Das Wasser der Ruhr wird nicht direkt zur Gewinnung von Trinkwasser verwendet. Genutzt wird das Grundwasser des Ruhrtals, das natürliche Uferfiltrat aus der Versickerung des Wassers im Flussbett und das Wasser aus der so genannten Grundwasseranreicherung. Dazu wird Ruhrwasser über Langsamsandfilter in den Untergrund versickert und nach effizienter Reinigung durch die Bodenpassage über Brunnenanlagen dem Grundwasserleiter entnommen.

Im Verbund-Wasserwerk Witten wird das Ruhrwasser zur Grundwasseranreicherung durch eine Rechenanlage mit Grob- und Feinrechen von grobem Schmutz befreit und in der nachfolgenden Schnellfilteranlage vorgereinigt.
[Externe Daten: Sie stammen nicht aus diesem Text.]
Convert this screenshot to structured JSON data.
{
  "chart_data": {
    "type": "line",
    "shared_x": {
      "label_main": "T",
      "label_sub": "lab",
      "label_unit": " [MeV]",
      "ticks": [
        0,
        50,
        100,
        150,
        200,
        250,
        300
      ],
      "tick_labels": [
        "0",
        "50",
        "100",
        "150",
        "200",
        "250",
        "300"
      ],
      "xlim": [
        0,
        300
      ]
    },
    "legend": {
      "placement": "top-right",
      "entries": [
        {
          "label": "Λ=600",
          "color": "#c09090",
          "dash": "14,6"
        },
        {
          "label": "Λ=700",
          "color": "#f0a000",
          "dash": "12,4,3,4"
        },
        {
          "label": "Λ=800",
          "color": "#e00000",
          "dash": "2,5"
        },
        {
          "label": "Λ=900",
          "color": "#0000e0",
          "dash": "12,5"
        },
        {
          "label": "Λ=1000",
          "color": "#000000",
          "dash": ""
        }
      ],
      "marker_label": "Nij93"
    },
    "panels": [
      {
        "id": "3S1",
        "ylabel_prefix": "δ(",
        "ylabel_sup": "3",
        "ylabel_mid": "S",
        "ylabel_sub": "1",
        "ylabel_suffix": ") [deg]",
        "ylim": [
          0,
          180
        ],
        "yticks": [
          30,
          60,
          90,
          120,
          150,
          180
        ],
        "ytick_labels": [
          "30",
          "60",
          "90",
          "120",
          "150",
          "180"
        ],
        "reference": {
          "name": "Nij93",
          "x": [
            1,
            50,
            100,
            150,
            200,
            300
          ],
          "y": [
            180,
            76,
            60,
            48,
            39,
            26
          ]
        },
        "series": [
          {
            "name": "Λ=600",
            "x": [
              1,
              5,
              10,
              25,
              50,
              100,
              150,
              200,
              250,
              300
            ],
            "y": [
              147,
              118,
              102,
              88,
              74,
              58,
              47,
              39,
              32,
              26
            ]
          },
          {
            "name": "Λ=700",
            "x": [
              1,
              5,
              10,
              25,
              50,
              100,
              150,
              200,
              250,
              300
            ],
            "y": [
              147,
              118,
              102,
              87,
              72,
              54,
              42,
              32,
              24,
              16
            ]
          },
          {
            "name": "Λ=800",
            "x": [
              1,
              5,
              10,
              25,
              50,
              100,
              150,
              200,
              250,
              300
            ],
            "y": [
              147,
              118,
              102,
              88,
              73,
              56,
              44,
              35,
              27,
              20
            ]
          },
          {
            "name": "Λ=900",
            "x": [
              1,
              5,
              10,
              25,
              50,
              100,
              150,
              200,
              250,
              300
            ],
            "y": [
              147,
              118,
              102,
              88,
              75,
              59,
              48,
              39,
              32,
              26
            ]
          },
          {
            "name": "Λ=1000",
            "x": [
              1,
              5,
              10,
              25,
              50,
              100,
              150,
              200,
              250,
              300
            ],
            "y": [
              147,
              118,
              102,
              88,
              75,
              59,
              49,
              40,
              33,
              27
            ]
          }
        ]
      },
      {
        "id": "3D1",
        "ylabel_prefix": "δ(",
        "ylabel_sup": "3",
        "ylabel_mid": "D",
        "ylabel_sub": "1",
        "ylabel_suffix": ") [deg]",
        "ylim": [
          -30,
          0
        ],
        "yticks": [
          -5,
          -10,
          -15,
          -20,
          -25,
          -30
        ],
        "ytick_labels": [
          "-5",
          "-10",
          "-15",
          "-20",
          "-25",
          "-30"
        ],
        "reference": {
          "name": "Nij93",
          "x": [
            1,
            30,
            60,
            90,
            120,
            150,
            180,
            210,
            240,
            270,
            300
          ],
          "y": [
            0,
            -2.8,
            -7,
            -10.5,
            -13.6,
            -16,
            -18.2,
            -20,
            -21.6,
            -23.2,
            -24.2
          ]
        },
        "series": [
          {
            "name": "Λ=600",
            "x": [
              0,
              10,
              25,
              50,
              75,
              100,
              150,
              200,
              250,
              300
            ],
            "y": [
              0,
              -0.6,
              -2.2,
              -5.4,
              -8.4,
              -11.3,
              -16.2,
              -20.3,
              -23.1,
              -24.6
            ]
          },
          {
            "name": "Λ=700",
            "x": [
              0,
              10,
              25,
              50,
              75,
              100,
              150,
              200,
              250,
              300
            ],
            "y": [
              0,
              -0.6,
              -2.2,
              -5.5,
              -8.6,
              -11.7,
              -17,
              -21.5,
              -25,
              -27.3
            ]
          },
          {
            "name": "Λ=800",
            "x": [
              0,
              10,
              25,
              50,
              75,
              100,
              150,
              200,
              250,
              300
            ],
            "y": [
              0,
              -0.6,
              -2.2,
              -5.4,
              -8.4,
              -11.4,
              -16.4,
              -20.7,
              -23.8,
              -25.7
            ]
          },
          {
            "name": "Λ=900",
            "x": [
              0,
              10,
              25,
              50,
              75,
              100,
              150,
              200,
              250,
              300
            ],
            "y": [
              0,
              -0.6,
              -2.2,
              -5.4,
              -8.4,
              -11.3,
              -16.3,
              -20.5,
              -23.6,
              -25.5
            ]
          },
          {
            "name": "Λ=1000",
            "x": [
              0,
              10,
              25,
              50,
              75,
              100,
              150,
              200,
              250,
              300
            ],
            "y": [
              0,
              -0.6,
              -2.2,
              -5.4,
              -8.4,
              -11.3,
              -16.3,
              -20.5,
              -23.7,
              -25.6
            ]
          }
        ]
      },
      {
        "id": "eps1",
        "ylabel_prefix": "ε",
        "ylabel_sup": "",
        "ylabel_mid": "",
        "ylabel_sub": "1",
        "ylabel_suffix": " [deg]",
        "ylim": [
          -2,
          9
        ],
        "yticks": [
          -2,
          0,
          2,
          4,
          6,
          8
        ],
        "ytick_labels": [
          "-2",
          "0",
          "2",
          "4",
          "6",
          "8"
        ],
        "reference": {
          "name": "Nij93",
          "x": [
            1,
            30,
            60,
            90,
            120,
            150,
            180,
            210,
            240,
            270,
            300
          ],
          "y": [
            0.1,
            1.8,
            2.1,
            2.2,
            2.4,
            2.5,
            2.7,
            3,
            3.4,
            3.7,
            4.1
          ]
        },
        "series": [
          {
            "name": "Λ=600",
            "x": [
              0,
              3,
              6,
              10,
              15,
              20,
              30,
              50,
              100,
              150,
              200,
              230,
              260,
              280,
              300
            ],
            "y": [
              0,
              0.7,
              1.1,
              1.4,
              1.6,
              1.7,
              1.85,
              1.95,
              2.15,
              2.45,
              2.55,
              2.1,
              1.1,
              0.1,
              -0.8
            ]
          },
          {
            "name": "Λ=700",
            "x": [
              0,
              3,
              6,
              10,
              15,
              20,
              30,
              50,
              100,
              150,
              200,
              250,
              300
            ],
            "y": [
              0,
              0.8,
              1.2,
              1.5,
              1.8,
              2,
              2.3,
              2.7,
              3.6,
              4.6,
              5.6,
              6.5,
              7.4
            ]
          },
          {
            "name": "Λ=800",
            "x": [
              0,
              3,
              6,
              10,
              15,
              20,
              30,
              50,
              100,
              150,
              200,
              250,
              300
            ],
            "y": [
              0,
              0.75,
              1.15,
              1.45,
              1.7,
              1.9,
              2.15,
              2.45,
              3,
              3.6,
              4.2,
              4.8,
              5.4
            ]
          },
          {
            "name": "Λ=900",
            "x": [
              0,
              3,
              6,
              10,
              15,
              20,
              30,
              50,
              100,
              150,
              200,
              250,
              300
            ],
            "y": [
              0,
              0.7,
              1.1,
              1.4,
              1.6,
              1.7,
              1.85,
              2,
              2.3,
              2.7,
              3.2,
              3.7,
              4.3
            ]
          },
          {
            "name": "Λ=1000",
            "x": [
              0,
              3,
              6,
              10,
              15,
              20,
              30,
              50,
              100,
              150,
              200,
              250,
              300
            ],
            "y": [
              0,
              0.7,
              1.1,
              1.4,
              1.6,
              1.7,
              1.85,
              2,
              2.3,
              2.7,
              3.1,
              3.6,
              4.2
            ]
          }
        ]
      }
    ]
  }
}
Ca. 95% der abfiltrierbaren Stoffe werden hier zurückgehalten.



Schnellfilteranlage VWW



Die Laborkontrolle der Reinigungsleistung der Schnellfilteranlage des VWW liefert Informationen zur Ressourcenüberwachung und zur Prozesssteuerung des Wasserwerkes.

Im Gemeinschafts-Wasserwerk Volmarstein (GWV) entfällt die Schnellfiltration, weil dort wesentlich geringere Trübungen auftreten. Denn das Ruhrwasser wird dem Altarm der Ruhr entnommen, der nur sehr langsam durchflossen wird. Treibgut wird durch das Wehr des Harkortsees reduziert und Trübstoffe setzen sich im Staubereich vor dem nahe gelegenen Wehr ab. Das Ruhrwasser ist weniger mit Trübstoffen belastet. Dies belegen Laboranalysen.



Langsamsandfilterbecken



Grundwasser, Uferfiltrat und angereichertes Grundwasser werden gemeinsam über Brunnenanlagen den Grundwasserleitern entnommen. Um eventuelle Veränderungen der Qualität zu erkennen und die Reinigungswirkung der Bodenpassage zu überprüfen, werden die Brunnen regelmäßig vom Labor beprobt und ihre Qualitätsentwicklung erfasst. Das so gewonnene Brunnenwasser wird in den Wasserwerken durch Filteranlagen zusätzlich effektiv gereinigt.